Des correspondances du ministère de la Santé transmises à toutes les instances La grève des paramédicaux déclarée illégale
Le personnel paramédical a été surpris d’apprendre, hier, au deuxième jour de la grève décidée par le Syndicat algérien des paramédicaux (SAP), l’illégalité du débrayage.
«Des correspondances ont été transmises à différents services par la tutelle -le ministère de la Santé, de la Population et de la Réforme hospitalière- pour informer les différents services que les paramédicaux n’ont pas le droit de faire grève et qu’ils sont sommés de rejoindre leurs postes» en soulignant que «la chambre administrative de la cour d’Alger a ordonné l’arrêt de la grève», explique un responsable du SAP.
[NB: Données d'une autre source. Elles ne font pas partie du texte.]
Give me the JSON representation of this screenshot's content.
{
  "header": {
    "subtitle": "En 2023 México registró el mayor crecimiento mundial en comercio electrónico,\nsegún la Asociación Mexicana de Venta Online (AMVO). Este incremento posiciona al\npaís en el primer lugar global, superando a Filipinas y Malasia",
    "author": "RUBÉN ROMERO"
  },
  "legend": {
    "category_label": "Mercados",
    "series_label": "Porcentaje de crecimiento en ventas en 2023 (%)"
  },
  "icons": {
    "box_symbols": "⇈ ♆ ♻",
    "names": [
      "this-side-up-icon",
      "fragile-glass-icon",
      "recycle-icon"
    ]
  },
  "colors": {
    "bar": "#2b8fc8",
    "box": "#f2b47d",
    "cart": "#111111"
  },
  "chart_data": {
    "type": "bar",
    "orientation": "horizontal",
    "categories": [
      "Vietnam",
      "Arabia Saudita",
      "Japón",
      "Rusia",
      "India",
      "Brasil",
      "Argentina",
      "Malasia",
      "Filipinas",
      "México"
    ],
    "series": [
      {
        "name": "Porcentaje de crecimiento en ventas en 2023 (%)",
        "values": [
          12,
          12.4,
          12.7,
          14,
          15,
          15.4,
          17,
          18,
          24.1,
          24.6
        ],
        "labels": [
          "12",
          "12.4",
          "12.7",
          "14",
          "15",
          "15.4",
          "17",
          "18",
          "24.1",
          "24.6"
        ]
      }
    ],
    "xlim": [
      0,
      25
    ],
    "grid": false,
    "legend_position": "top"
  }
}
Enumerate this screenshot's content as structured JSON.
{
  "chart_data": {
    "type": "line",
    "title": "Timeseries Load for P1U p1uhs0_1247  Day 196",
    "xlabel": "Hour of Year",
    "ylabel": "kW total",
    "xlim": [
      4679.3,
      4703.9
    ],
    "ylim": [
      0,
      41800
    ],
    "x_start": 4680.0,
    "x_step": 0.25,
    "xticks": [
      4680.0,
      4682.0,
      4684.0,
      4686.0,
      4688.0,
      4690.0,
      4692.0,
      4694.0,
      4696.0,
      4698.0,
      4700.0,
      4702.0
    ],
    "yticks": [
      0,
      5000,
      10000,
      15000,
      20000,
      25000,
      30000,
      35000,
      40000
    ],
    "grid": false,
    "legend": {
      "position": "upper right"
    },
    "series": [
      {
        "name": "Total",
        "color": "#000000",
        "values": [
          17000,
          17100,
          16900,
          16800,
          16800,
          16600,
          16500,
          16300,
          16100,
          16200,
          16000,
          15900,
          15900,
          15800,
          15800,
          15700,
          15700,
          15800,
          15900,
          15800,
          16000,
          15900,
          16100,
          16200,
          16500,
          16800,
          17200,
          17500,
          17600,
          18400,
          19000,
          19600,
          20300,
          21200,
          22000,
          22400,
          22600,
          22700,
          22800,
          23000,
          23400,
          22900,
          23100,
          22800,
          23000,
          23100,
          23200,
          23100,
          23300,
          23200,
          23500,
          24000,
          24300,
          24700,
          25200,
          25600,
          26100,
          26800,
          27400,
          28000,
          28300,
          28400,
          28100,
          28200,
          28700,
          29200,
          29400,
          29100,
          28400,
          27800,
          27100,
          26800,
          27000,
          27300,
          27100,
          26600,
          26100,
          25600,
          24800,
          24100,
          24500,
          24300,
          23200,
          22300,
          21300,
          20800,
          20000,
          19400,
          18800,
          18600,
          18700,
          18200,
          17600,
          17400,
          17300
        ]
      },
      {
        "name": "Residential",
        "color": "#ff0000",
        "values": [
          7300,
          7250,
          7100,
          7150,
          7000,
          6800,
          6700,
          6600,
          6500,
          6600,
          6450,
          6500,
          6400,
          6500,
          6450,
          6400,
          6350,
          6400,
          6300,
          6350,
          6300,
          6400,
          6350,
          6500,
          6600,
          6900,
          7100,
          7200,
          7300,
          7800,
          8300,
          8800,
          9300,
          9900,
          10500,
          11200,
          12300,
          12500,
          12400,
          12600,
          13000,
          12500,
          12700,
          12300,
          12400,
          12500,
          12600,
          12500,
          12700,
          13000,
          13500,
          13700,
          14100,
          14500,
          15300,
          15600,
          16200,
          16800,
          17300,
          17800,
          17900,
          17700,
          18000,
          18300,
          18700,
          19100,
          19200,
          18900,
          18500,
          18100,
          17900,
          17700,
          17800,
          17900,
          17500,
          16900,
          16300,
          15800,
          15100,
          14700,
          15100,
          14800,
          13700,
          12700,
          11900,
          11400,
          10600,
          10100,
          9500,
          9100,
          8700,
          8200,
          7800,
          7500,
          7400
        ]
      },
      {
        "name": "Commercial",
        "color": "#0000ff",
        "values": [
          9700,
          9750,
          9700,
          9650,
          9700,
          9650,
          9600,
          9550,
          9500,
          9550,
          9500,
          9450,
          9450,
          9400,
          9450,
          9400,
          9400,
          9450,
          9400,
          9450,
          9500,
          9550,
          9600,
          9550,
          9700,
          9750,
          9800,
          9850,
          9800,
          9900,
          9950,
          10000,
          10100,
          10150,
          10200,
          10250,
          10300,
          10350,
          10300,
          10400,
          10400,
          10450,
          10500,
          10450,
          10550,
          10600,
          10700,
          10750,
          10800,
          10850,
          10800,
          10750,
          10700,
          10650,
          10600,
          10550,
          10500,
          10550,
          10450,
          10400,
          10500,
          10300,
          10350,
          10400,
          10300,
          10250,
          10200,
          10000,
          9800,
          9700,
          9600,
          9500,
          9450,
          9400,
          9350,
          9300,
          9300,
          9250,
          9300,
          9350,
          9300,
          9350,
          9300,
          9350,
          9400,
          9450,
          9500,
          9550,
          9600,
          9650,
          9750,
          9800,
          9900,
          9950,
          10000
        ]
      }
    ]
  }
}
Néanmoins, les paramédicaux ne l’entendent pas de cette oreille. Ils ont décidé de poursuivre leur grève malgré sa déclaration d’illégale par leur ministère de tutelle. «La grève est maintenue et nos revendications concernant le statut, les salaires et le respect sont plus que jamais d’actualité», dira un responsable du SAP.
Par ailleurs, les paramédicaux qui ont observé le sit-in, tout comme durant le premier jour de débrayage, rejettent la minimisation par le ministère de la Santé du taux de suivi de leur grève, affublé de seulement «5,67%».
«C’est vraiment ridicule et indécent de la part du ministère de la Santé de baisser un taux de participation qui est de l’ordre de 95% à seulement 5,67%, alors que tout le monde sait que la grève des paramédicaux a été massivement suivie», souligne-t-on. C’est d’ailleurs le cas au deuxième jour de débrayage où les paramédicaux, comme au premier jour, ont répondu «oui à la grève».
Cela a été observé hier dans l’ensemble des hôpitaux d’Alger: le CHU Ben Aknoun, le CHU Béni-Messous, l’hôpital de Kouba, le CHU Mustapha ainsi que le CHU Bab El-Oued. Dès l’abord de ces établissements de santé, l’annonce de la grève est perceptible à travers des affiches, pancartes et autres banderoles où l’on peut lire: «Paramédicaux en grève» ou «Paramédicaux en colère».
«Nous exigeons un statut digne de ce nom, un statut respectable de notre corporation tout comme nous exigeons de la considération et du respect», déclarera un infirmier au CHU Mustapha. Même son de cloche à Béni-Messous.
«C’est terrible nos conditions de travail! Nous nous sentons humiliés par les insultes des malades et il n’y a même pas une compensation salariale», dira un TSS, relayé par un autre qui ajoutera: «Nous demandons un salaire décent et digne de ce nom.»
A Bab El-Oued, une aide-soignante dira que ses collègues sont «plus que jamais déterminés à maintenir la pression, jusqu’à l’aboutissement de leurs revendications et particulièrement l’introduction du nouveau système LMD dans la formation des paramédicaux». «Nous sommes également décidés à ne pas fléchir jusqu’à ce que les pouvoirs publics reconnaissent nos endurances», ajoutera-t-elle.
A noter enfin que les paramédicaux, qui ont suivi hier rigoureusement leur grève, bien que celle-ci ait été déclarée illégale, n’ont pas manqué d’observer un service minimum. «Il est normal que nous assumions un service minimum pour ne pas pénaliser les malades; mais nous sommes solidaires avec les revendications de notre syndicat et sa plate-forme de revendications», dit-on de façon unanime.